Situasi diperparah oleh fakta bahwa perang secara serius mengubah komposisi korps perwira. Prajurit-prajurit yang terhormat, perwakilan dari kaum intelektual sipil, di antaranya sentimen revolusioner yang sudah kuat, dengan cepat dipromosikan menjadi perwira. Korps perwira bukan lagi dukungan dan harapan tegas dari monarki Rusia. Menurut beberapa peneliti, suasana oposisi pada tahun 1915 melanda lapisan masyarakat Rusia yang paling beragam, menembus puncaknya, termasuk lingkaran langsung kaisar sendiri. Tidak semua perwakilan elit Rusia saat itu menentang monarki seperti itu. Sebagian besar dari mereka hanya mengandalkan pengunduran diri Nicholas II, tidak populer di kalangan rakyat. Direncanakan putranya Alexei akan menjadi kaisar baru, dan Grand Duke Mikhail Alexandrovich akan menjadi bupati. Pada 23 Februari 1917, pemogokan dimulai di Petrograd, yang dalam tiga hari mengambil karakter semua-Rusia.

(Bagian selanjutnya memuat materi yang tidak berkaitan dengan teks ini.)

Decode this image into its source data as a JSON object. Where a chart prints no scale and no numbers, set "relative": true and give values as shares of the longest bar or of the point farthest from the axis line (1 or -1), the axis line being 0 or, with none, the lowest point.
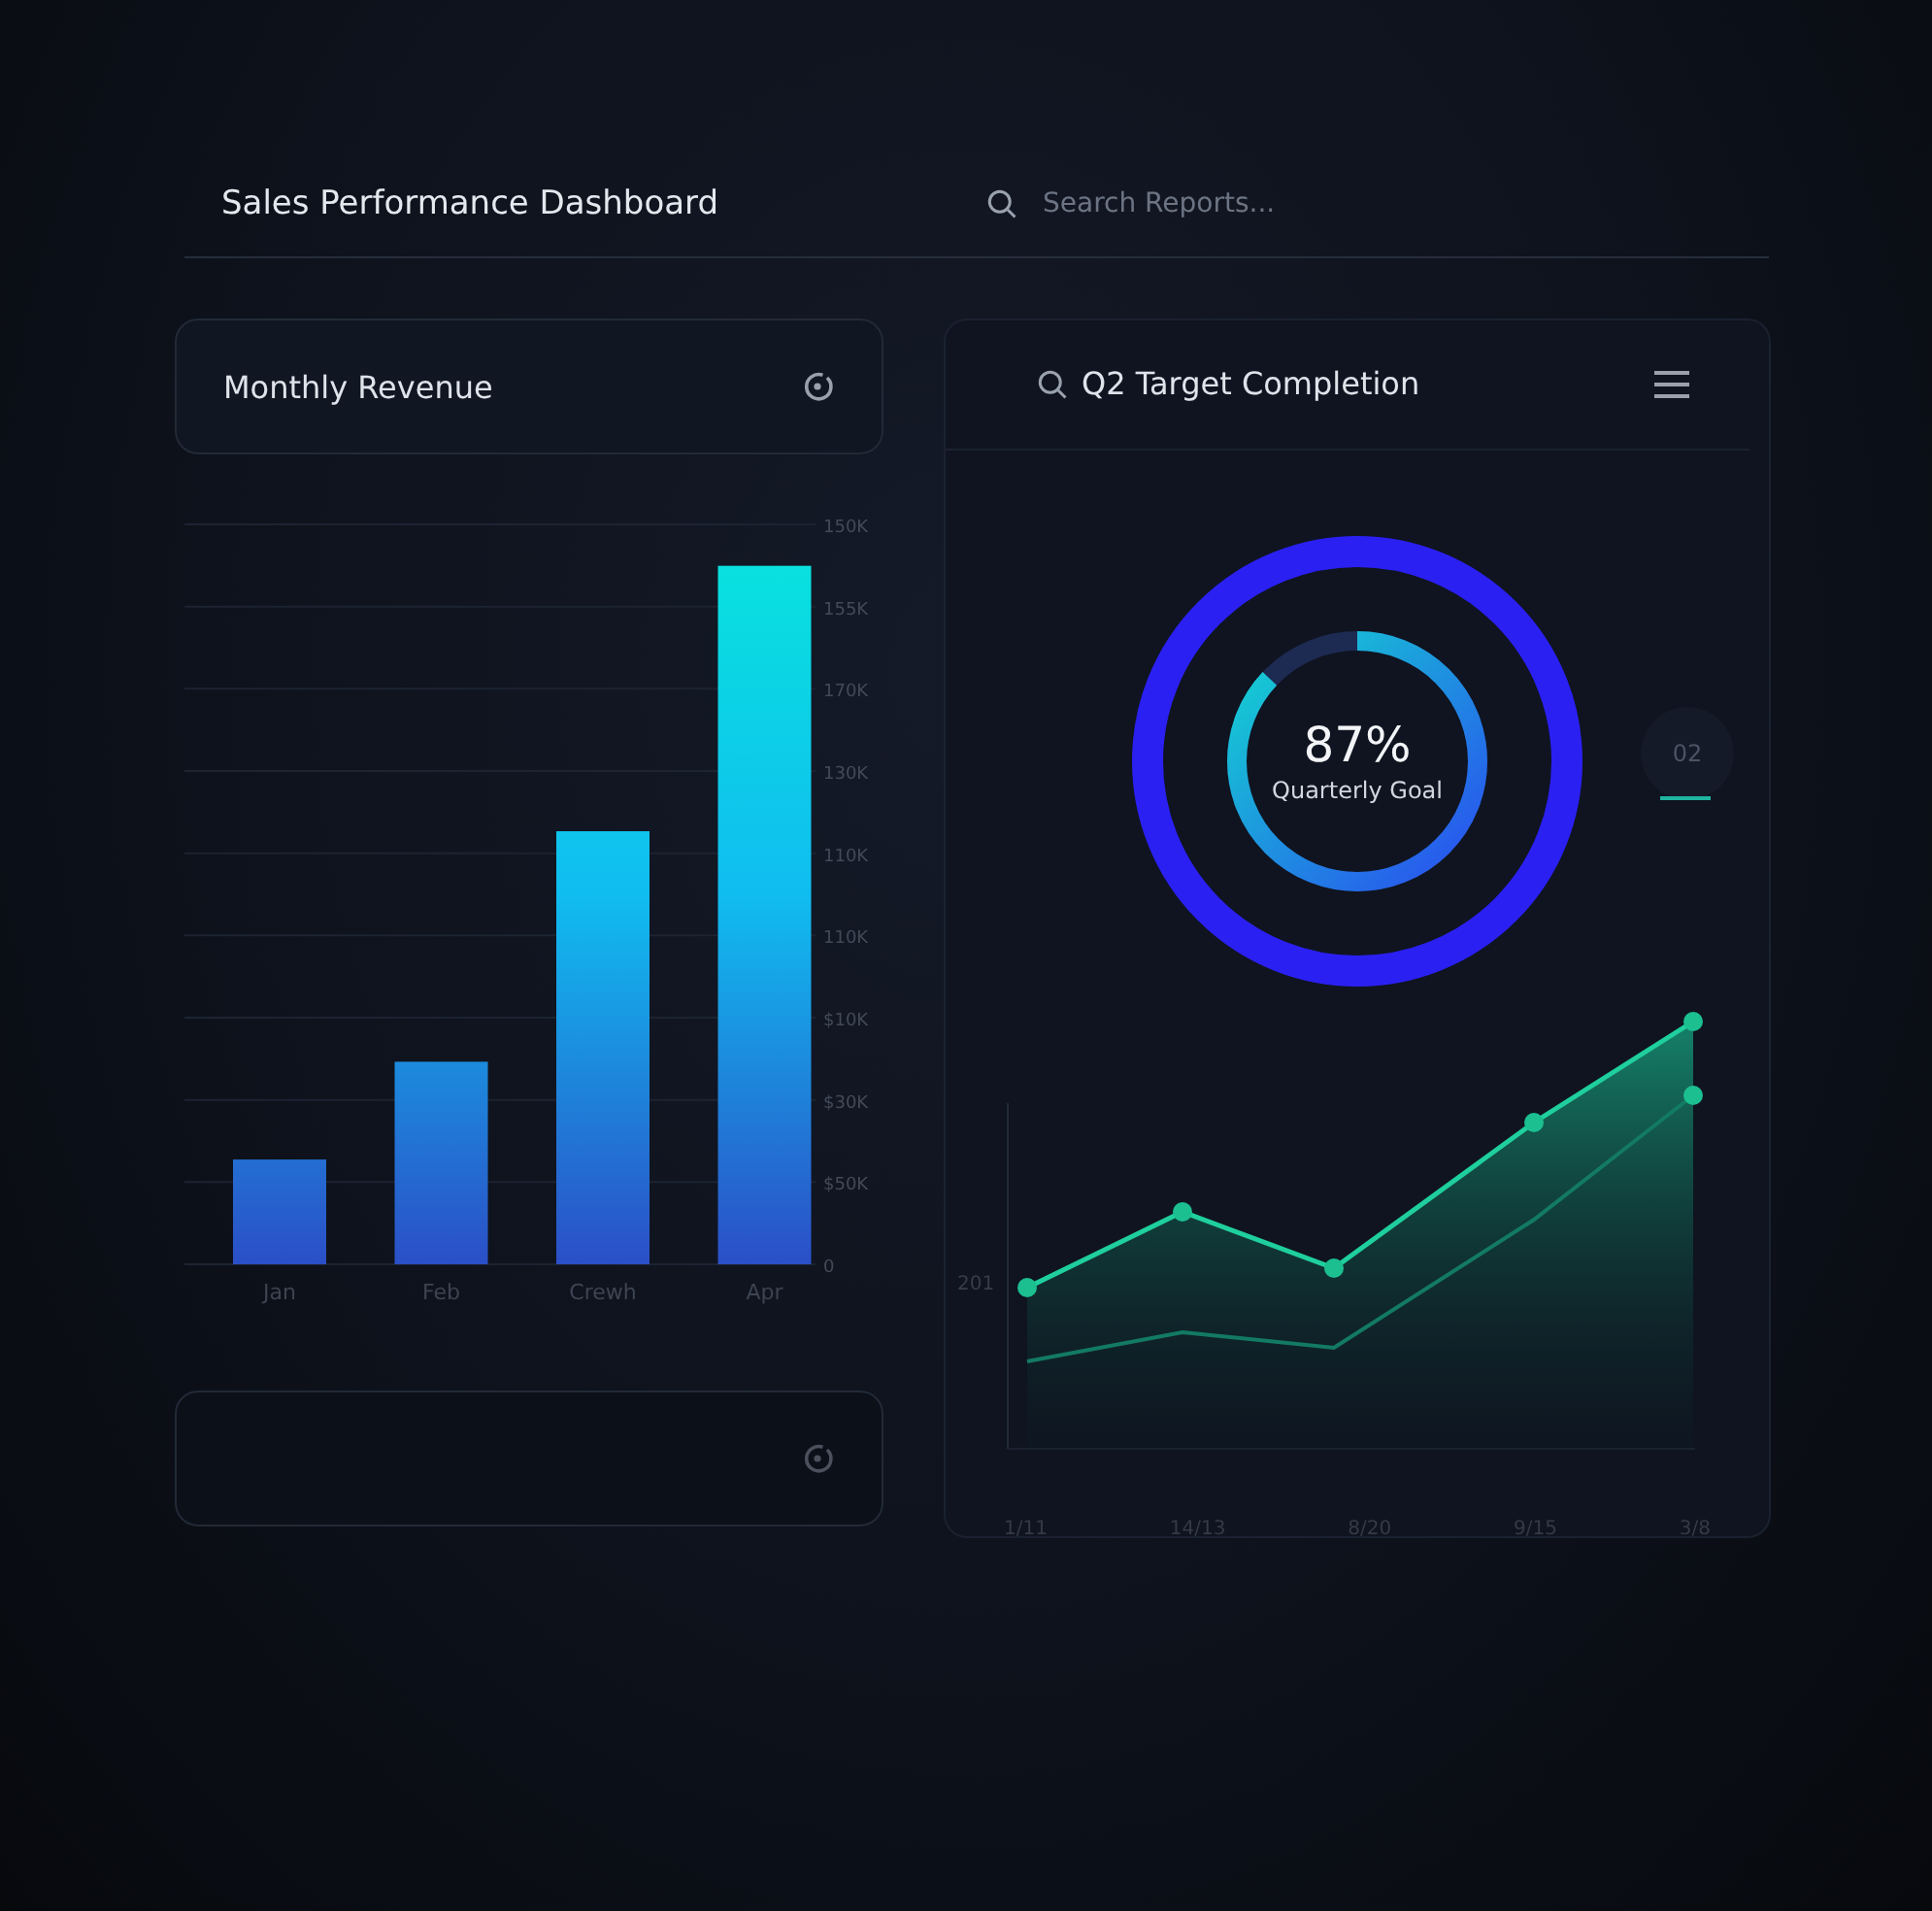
{
  "header": {
    "title": "Sales Performance Dashboard",
    "search": {
      "placeholder": "Search Reports..."
    }
  },
  "revenue": {
    "title": "Monthly Revenue",
    "y_axis_labels": [
      "150K",
      "155K",
      "170K",
      "130K",
      "110K",
      "110K",
      "$10K",
      "$30K",
      "$50K",
      "0"
    ],
    "chart_data": {
      "type": "bar",
      "relative": true,
      "categories": [
        "Jan",
        "Feb",
        "Crewh",
        "Apr"
      ],
      "values": [
        0.15,
        0.29,
        0.62,
        1
      ]
    }
  },
  "target": {
    "title": "Q2 Target Completion",
    "percent": "87%",
    "caption": "Quarterly Goal",
    "badge": "02",
    "trend": {
      "y_label": "201",
      "x_labels": [
        "1/11",
        "14/13",
        "8/20",
        "9/15",
        "3/8"
      ]
    }
  }
}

Pada tanggal 2 Maret 1917, Kaisar Nicholas II memutuskan untuk turun takhta demi putranya Alexei selama perwalian Grand Duke Mikhail Alexandrovich. Tetapi Grand Duke Mikhail Alexandrovich menolak peran bupati, yang sangat mengejutkan saudaranya. “Misha telah membantah. Manifesto-nya berakhir dengan empat-ekor untuk pemilihan setelah 6 bulan Majelis Konstituante. Tuhan tahu siapa yang menasihatinya untuk menandatangani menjijikkan seperti itu! - Nikolai Romanov menulis dalam buku hariannya. Dia memberi Jenderal Alekseev sebuah telegram ke Petrograd, di mana dia memberikan persetujuannya untuk aksesi takhta putranya Alexei. Tetapi Jenderal Alekseev tidak mengirim telegram. Monarki di Rusia tidak ada lagi.
Kualitas pribadi Nicholas II bahkan tidak memungkinkannya untuk memilih lingkungan yang layak untuk dirinya sendiri. Kaisar tidak memiliki teman yang dapat diandalkan, sebagaimana dibuktikan oleh kecepatan penggulingannya. Bahkan lapisan atas aristokrasi Rusia, para jenderal, dan pengusaha besar tidak keluar untuk membela Nicholas. Revolusi Februari 1917 didukung oleh sebagian besar masyarakat Rusia, dan Nicholas II sendiri turun tahta, tidak berusaha mempertahankan kekuasaan absolut yang ia miliki selama lebih dari dua puluh tahun. Setahun setelah turun tahta, Nikolai Romanov, istrinya Alexandra, semua anak dan beberapa pelayan terdekat ditembak di Yekaterinburg. Maka berakhirlah kehidupan kaisar Rusia terakhir, yang kepribadiannya masih menjadi bahan diskusi sengit di tingkat nasional.